How language models extrapolate outside the training data: A case study in Textualized Gridworld

Imagine teaching someone to navigate through a small maze. They quickly learn basic rules: avoid walls, find shortest paths, reach goals. But what happens when you present them with a much larger, more complex maze? Humans handle this leap with remarkable ease. For language models, however, this kind of extrapolation has been a significant challenge.

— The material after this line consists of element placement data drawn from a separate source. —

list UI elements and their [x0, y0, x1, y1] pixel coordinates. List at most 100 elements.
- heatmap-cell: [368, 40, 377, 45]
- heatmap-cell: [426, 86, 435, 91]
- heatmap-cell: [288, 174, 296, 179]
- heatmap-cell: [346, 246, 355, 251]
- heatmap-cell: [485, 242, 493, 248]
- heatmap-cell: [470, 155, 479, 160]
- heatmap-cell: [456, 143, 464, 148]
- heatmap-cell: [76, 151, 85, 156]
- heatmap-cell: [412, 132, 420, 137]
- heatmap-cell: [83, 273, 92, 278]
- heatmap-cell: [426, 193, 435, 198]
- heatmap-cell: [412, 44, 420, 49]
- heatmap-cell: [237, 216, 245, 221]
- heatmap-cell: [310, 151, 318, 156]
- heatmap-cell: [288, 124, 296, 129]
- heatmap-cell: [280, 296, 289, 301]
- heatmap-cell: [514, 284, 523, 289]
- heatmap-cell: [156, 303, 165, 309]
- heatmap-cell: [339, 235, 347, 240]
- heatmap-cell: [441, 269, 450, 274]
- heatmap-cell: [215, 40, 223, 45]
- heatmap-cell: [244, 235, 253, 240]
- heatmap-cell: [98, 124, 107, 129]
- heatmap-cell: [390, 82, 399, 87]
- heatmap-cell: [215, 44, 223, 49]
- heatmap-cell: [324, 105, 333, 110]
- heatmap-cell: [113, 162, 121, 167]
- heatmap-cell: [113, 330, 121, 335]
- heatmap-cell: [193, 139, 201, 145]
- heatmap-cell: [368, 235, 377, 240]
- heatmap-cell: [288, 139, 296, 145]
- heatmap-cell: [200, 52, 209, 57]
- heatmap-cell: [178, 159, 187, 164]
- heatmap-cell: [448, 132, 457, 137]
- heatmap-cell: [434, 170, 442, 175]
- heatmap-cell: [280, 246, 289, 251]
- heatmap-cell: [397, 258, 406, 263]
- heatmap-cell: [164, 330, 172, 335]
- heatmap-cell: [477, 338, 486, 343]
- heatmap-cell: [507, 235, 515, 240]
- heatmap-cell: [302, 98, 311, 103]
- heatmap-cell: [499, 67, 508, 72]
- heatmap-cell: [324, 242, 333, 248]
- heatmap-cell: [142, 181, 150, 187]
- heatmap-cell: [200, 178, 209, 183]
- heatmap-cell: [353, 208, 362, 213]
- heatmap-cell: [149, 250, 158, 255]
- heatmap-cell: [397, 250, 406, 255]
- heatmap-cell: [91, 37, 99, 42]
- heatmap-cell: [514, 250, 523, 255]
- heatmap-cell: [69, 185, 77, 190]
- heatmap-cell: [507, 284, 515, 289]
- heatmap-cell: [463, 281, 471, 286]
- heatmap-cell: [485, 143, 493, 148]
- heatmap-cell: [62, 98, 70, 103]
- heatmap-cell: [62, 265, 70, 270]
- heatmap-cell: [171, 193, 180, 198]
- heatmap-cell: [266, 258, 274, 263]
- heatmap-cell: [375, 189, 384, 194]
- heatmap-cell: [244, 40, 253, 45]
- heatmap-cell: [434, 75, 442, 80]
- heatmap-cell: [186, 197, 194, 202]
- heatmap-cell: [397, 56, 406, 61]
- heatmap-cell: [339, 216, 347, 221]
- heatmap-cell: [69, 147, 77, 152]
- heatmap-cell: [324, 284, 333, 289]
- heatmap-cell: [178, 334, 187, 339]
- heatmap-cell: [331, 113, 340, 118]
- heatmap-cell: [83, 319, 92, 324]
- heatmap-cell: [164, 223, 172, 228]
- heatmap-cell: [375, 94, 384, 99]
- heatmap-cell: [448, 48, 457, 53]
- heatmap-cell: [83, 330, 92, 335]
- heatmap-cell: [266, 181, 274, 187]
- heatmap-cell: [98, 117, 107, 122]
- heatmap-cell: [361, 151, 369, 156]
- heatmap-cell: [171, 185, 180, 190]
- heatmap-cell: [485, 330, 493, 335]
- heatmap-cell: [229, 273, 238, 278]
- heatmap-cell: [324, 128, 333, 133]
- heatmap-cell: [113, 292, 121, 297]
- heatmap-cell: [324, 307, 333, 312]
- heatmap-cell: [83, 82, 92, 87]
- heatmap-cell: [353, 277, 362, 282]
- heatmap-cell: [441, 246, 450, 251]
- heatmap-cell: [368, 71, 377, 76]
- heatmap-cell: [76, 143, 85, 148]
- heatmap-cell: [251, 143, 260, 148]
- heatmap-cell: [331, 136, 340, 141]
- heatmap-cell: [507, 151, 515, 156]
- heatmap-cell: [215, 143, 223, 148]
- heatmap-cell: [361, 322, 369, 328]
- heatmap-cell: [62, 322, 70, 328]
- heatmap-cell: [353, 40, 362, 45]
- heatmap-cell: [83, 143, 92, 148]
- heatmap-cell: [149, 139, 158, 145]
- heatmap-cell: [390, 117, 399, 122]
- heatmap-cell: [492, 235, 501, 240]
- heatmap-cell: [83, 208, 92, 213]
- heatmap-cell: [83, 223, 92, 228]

Recent advances in language models have shown remarkable capabilities in various domains, from natural language understanding to complex reasoning tasks. However, their ability to extrapolate beyond training data remains a significant challenge, particularly in structured problem-solving scenarios like path planning and navigation, even after fine-tuning^[1].

The Human Edge in Problem-Solving

Humans demonstrate remarkable abilities in generalizing problem-solving strategies across different scales and complexities. This capability stems from our cognitive architecture, which cognitive scientists have long studied and categorized into two primary systems ^[2]:

System 1: Quick, instinctive responses based on familiar patterns, operating automatically and with little effort
System 2: Careful, methodical thinking that creates mental maps of problems, engaging in conscious reasoning and strategic planning

This dual-process theory has profound implications for AI development, particularly in how we approach the challenge of making language models truly cognitive.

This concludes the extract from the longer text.